Più il lavoro è precario, più bisognerebbe versare per costruirsi una pensione di scorta. Un trentenne con carriera continua dovrebbe versare 44 euro al mese; un suo coetaneo, con periodi di inoccupazione, dovrebbe salire a 81 al mese: quasi il doppio. Può sembrare paradossale, ma è una conseguenza del sistema di calcolo contributivo, che non prevede un paracadute quando si verificano momenti di inoccupazione o di diminuzione del reddito.
Più si versa, maggiore sarà la pensione, meno si versa, minore sarà la pensione. Un criterio lineare, che però rischia di complicare ulteriormente le cose per giovani e precari: facciamo qualche esempio. Le simulazioni confrontano cosa dovrebbero fare un trentenne e un quarantenne per poter avere una pensione pari all’80% del proprio reddito: una parte è coperta dall’assegno pubblico e la rimanente da un fondo pensione. Un trentenne dipendente che avesse appena iniziato a lavorare potrebbe prudenzialmente contare su un assegno pensionistico, in ipotesi di continuità lavorativa, pari a circa due terzi — il 66% — del proprio reddito. Per ottenere l’ulteriore 14% potrebbe versare ogni mese 140 in una linea a basso rischio, che scendono a 90 facendosi aiutare da una linea di investimento a rischio medio-alto. Le cose cambiano se si ipotizza una carriera non continua: la pensione pubblica scenderebbe al 61% del reddito e per compensarne il calo bisognerebbe aumentare il versamento mensile a 183 euro o a 118 rispettivamente con un rischio basso o medio-alto. Su un reddito di 1.200 euro netti al mese, un trentenne dipendente dovrebbe quindi accantonare una cifra compresa tra 44 e 140 euro al mese, a seconda del profilo di rischio e della stabilità lavorativa.
Un lavoratore autonomo quarantenne che avesse iniziato a lavorare a 25 anni, con un reddito netto mensile di 1.800 euro, dovrebbe versare una cifra compresa tra 170 euro, necessari in caso di carriera continua e di investimento in un rischio medio-alto, e 321 euro, che permettono di raggiungere l’80% del proprio reddito nonostante una carriera discontinua ed una linea di investimento a basso rischio. Le elaborazioni hanno ipotizzato un buco contributivo ogni decade, a 30, 40 e 50 anni: una situazione non così rara in un mercato del lavoro discontinuo.

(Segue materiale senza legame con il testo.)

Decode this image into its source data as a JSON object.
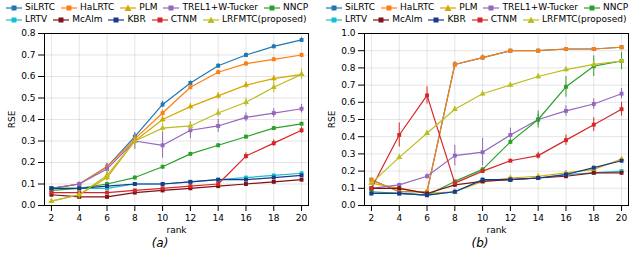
{
  "chart_data": [
    {
      "type": "line",
      "title": "(a)",
      "xlabel": "rank",
      "ylabel": "RSE",
      "x": [
        2,
        4,
        6,
        8,
        10,
        12,
        14,
        16,
        18,
        20
      ],
      "xlim": [
        1.5,
        20.5
      ],
      "xticks": [
        2,
        4,
        6,
        8,
        10,
        12,
        14,
        16,
        18,
        20
      ],
      "ylim": [
        0,
        0.8
      ],
      "yticks": [
        {
          "value": 0,
          "label": "0.0"
        },
        0.1,
        0.2,
        0.3,
        0.4,
        0.5,
        0.6,
        0.7,
        0.8
      ],
      "grid": true,
      "legend": "upper left",
      "series": [
        {
          "name": "SiLRTC",
          "color": "#1f77b4",
          "marker": "square",
          "values": [
            0.08,
            0.1,
            0.18,
            0.32,
            0.47,
            0.57,
            0.65,
            0.7,
            0.74,
            0.77
          ],
          "yerr": [
            0.005,
            0.005,
            0.015,
            0.015,
            0.015,
            0.01,
            0.01,
            0.01,
            0.01,
            0.01
          ]
        },
        {
          "name": "HaLRTC",
          "color": "#ff7f0e",
          "marker": "square",
          "values": [
            0.08,
            0.1,
            0.18,
            0.31,
            0.43,
            0.55,
            0.62,
            0.66,
            0.68,
            0.7
          ],
          "yerr": [
            0.005,
            0.005,
            0.015,
            0.015,
            0.015,
            0.01,
            0.01,
            0.01,
            0.01,
            0.01
          ]
        },
        {
          "name": "PLM",
          "color": "#d4a800",
          "marker": "triangle",
          "values": [
            0.02,
            0.05,
            0.13,
            0.3,
            0.4,
            0.46,
            0.51,
            0.56,
            0.59,
            0.61
          ],
          "yerr": [
            0.005,
            0.01,
            0.015,
            0.015,
            0.015,
            0.015,
            0.015,
            0.015,
            0.015,
            0.015
          ]
        },
        {
          "name": "TREL1+W-Tucker",
          "color": "#9467bd",
          "marker": "square",
          "values": [
            0.08,
            0.1,
            0.17,
            0.3,
            0.28,
            0.35,
            0.37,
            0.41,
            0.43,
            0.45
          ],
          "yerr": [
            0.005,
            0.01,
            0.025,
            0.04,
            0.06,
            0.04,
            0.03,
            0.02,
            0.02,
            0.02
          ]
        },
        {
          "name": "NNCP",
          "color": "#2ca02c",
          "marker": "square",
          "values": [
            0.07,
            0.08,
            0.1,
            0.13,
            0.18,
            0.24,
            0.28,
            0.32,
            0.36,
            0.38
          ],
          "yerr": [
            0.005,
            0.005,
            0.008,
            0.008,
            0.008,
            0.008,
            0.008,
            0.008,
            0.008,
            0.008
          ]
        },
        {
          "name": "LRTV",
          "color": "#17becf",
          "marker": "square",
          "values": [
            0.08,
            0.08,
            0.08,
            0.1,
            0.1,
            0.11,
            0.12,
            0.13,
            0.14,
            0.15
          ],
          "yerr": [
            0.004,
            0.004,
            0.004,
            0.004,
            0.004,
            0.004,
            0.004,
            0.004,
            0.004,
            0.004
          ]
        },
        {
          "name": "McAlm",
          "color": "#7f1216",
          "marker": "square",
          "values": [
            0.05,
            0.04,
            0.04,
            0.06,
            0.07,
            0.08,
            0.09,
            0.1,
            0.11,
            0.12
          ],
          "yerr": [
            0.004,
            0.004,
            0.004,
            0.004,
            0.004,
            0.004,
            0.004,
            0.004,
            0.004,
            0.004
          ]
        },
        {
          "name": "KBR",
          "color": "#1a3a8a",
          "marker": "square",
          "values": [
            0.08,
            0.08,
            0.09,
            0.1,
            0.1,
            0.11,
            0.12,
            0.12,
            0.13,
            0.14
          ],
          "yerr": [
            0.004,
            0.004,
            0.004,
            0.004,
            0.004,
            0.004,
            0.004,
            0.004,
            0.004,
            0.004
          ]
        },
        {
          "name": "CTNM",
          "color": "#d62728",
          "marker": "square",
          "values": [
            0.06,
            0.06,
            0.06,
            0.07,
            0.08,
            0.09,
            0.1,
            0.23,
            0.29,
            0.35
          ],
          "yerr": [
            0.004,
            0.004,
            0.004,
            0.004,
            0.004,
            0.008,
            0.01,
            0.015,
            0.015,
            0.015
          ]
        },
        {
          "name": "LRFMTC(proposed)",
          "color": "#bcbd22",
          "marker": "triangle",
          "values": [
            0.02,
            0.05,
            0.14,
            0.3,
            0.36,
            0.37,
            0.43,
            0.48,
            0.55,
            0.61
          ],
          "yerr": [
            0.005,
            0.02,
            0.025,
            0.025,
            0.02,
            0.02,
            0.02,
            0.02,
            0.025,
            0.025
          ]
        }
      ]
    },
    {
      "type": "line",
      "title": "(b)",
      "xlabel": "rank",
      "ylabel": "RSE",
      "x": [
        2,
        4,
        6,
        8,
        10,
        12,
        14,
        16,
        18,
        20
      ],
      "xlim": [
        1.5,
        20.5
      ],
      "xticks": [
        2,
        4,
        6,
        8,
        10,
        12,
        14,
        16,
        18,
        20
      ],
      "ylim": [
        0,
        1.0
      ],
      "yticks": [
        {
          "value": 0,
          "label": "0.0"
        },
        0.1,
        0.2,
        0.3,
        0.4,
        0.5,
        0.6,
        0.7,
        0.8,
        0.9,
        {
          "value": 1,
          "label": "1.0"
        }
      ],
      "grid": true,
      "legend": "upper left",
      "series": [
        {
          "name": "SiLRTC",
          "color": "#1f77b4",
          "marker": "square",
          "values": [
            0.15,
            0.08,
            0.08,
            0.82,
            0.86,
            0.9,
            0.9,
            0.91,
            0.91,
            0.92
          ],
          "yerr": [
            0.008,
            0.008,
            0.008,
            0.015,
            0.015,
            0.008,
            0.008,
            0.008,
            0.008,
            0.008
          ]
        },
        {
          "name": "HaLRTC",
          "color": "#ff7f0e",
          "marker": "square",
          "values": [
            0.15,
            0.08,
            0.08,
            0.82,
            0.86,
            0.9,
            0.9,
            0.91,
            0.91,
            0.92
          ],
          "yerr": [
            0.008,
            0.008,
            0.008,
            0.015,
            0.015,
            0.008,
            0.008,
            0.008,
            0.008,
            0.008
          ]
        },
        {
          "name": "PLM",
          "color": "#d4a800",
          "marker": "triangle",
          "values": [
            0.13,
            0.1,
            0.07,
            0.08,
            0.14,
            0.16,
            0.17,
            0.19,
            0.21,
            0.27
          ],
          "yerr": [
            0.008,
            0.008,
            0.008,
            0.008,
            0.008,
            0.008,
            0.008,
            0.008,
            0.008,
            0.008
          ]
        },
        {
          "name": "TREL1+W-Tucker",
          "color": "#9467bd",
          "marker": "square",
          "values": [
            0.1,
            0.12,
            0.17,
            0.29,
            0.31,
            0.41,
            0.5,
            0.55,
            0.59,
            0.65
          ],
          "yerr": [
            0.008,
            0.008,
            0.015,
            0.06,
            0.08,
            0.04,
            0.03,
            0.03,
            0.03,
            0.03
          ]
        },
        {
          "name": "NNCP",
          "color": "#2ca02c",
          "marker": "square",
          "values": [
            0.08,
            0.07,
            0.06,
            0.14,
            0.21,
            0.37,
            0.5,
            0.69,
            0.81,
            0.84
          ],
          "yerr": [
            0.008,
            0.008,
            0.008,
            0.008,
            0.01,
            0.015,
            0.05,
            0.06,
            0.06,
            0.05
          ]
        },
        {
          "name": "LRTV",
          "color": "#17becf",
          "marker": "square",
          "values": [
            0.07,
            0.07,
            0.06,
            0.08,
            0.15,
            0.15,
            0.16,
            0.18,
            0.19,
            0.2
          ],
          "yerr": [
            0.008,
            0.008,
            0.008,
            0.008,
            0.008,
            0.008,
            0.008,
            0.008,
            0.008,
            0.008
          ]
        },
        {
          "name": "McAlm",
          "color": "#7f1216",
          "marker": "square",
          "values": [
            0.1,
            0.1,
            0.07,
            0.12,
            0.14,
            0.15,
            0.16,
            0.17,
            0.19,
            0.19
          ],
          "yerr": [
            0.008,
            0.008,
            0.008,
            0.008,
            0.008,
            0.008,
            0.008,
            0.008,
            0.008,
            0.008
          ]
        },
        {
          "name": "KBR",
          "color": "#1a3a8a",
          "marker": "square",
          "values": [
            0.07,
            0.07,
            0.06,
            0.08,
            0.15,
            0.15,
            0.16,
            0.18,
            0.22,
            0.26
          ],
          "yerr": [
            0.008,
            0.008,
            0.008,
            0.008,
            0.008,
            0.008,
            0.008,
            0.008,
            0.008,
            0.008
          ]
        },
        {
          "name": "CTNM",
          "color": "#d62728",
          "marker": "square",
          "values": [
            0.1,
            0.41,
            0.64,
            0.13,
            0.2,
            0.26,
            0.29,
            0.38,
            0.47,
            0.56
          ],
          "yerr": [
            0.008,
            0.07,
            0.05,
            0.008,
            0.01,
            0.01,
            0.02,
            0.03,
            0.04,
            0.04
          ]
        },
        {
          "name": "LRFMTC(proposed)",
          "color": "#bcbd22",
          "marker": "triangle",
          "values": [
            0.13,
            0.28,
            0.42,
            0.56,
            0.65,
            0.7,
            0.75,
            0.79,
            0.82,
            0.84
          ],
          "yerr": [
            0.008,
            0.015,
            0.015,
            0.015,
            0.015,
            0.015,
            0.015,
            0.015,
            0.015,
            0.015
          ]
        }
      ]
    }
  ]
}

Mentre si lavora e si può contare su uno stipendio, l’ideale sarebbe accantonarne una parte in una forma di previdenza integrativa.
Gli alleati e le agevolazioni non mancano, sapendo che prima si inizia, meglio è, senza rimandare la propria scelta; il rischio poi, in previdenza, è un prezioso aiuto, soprattutto per chi ha meno risorse da investire. Anche l’organo di vigilanza sui fondi pensione, la Covip ricordava qualche anno fa nella sua relazione annuale che, all’aumentare degli anni di permanenza in un fondo pensione, la probabilità che una linea ad alto rischio faccia meglio di una a basso rischio sfiora il 100% dei casi.
Iniziare presto dunque, scegliendo una linea di investimento coerente con il tempo mancante alla pensione. Senza dimenticare che la normativa fiscale agevola da tanti punti di vista: i versamenti volontari sono deducibili fino a 5.164 euro annui, mentre la tassazione della rivalutazione dei rendimenti e quella finale sulla rendita o il capitale sono agevolate. La minor tassazione finale si ha dopo 35 anni di iscrizione ad un fondo pensione: ecco perché iscrivere i neonati può essere un’ottima idea. Per coloro che infine sono preoccupati dal pensiero di poter aver bisogno anzitempo dei denari versati in un fondo pensione, oltre ai tradizionali anticipi per spese mediche e acquisto o ristrutturazione della casa, esiste la Rita — Rendita integrativa temporanea anticipata — che consente quando mancano cinque anni alla pensione — dieci se si è inoccupati — di prelevare l’intero capitale maturato mantenendo le agevolazioni fiscali. Da qualunque punto la si guardi, tutti, neonati inclusi, dovrebbero iniziare a spostare risorse dall’oggi al domani, al fine di migliorare la propria serenità economica al tempo della pensione. Auguriamoci che dopo aver tanto discusso di quota 100, si ricominci a parlare della necessità di costruirsi una pensione integrativa.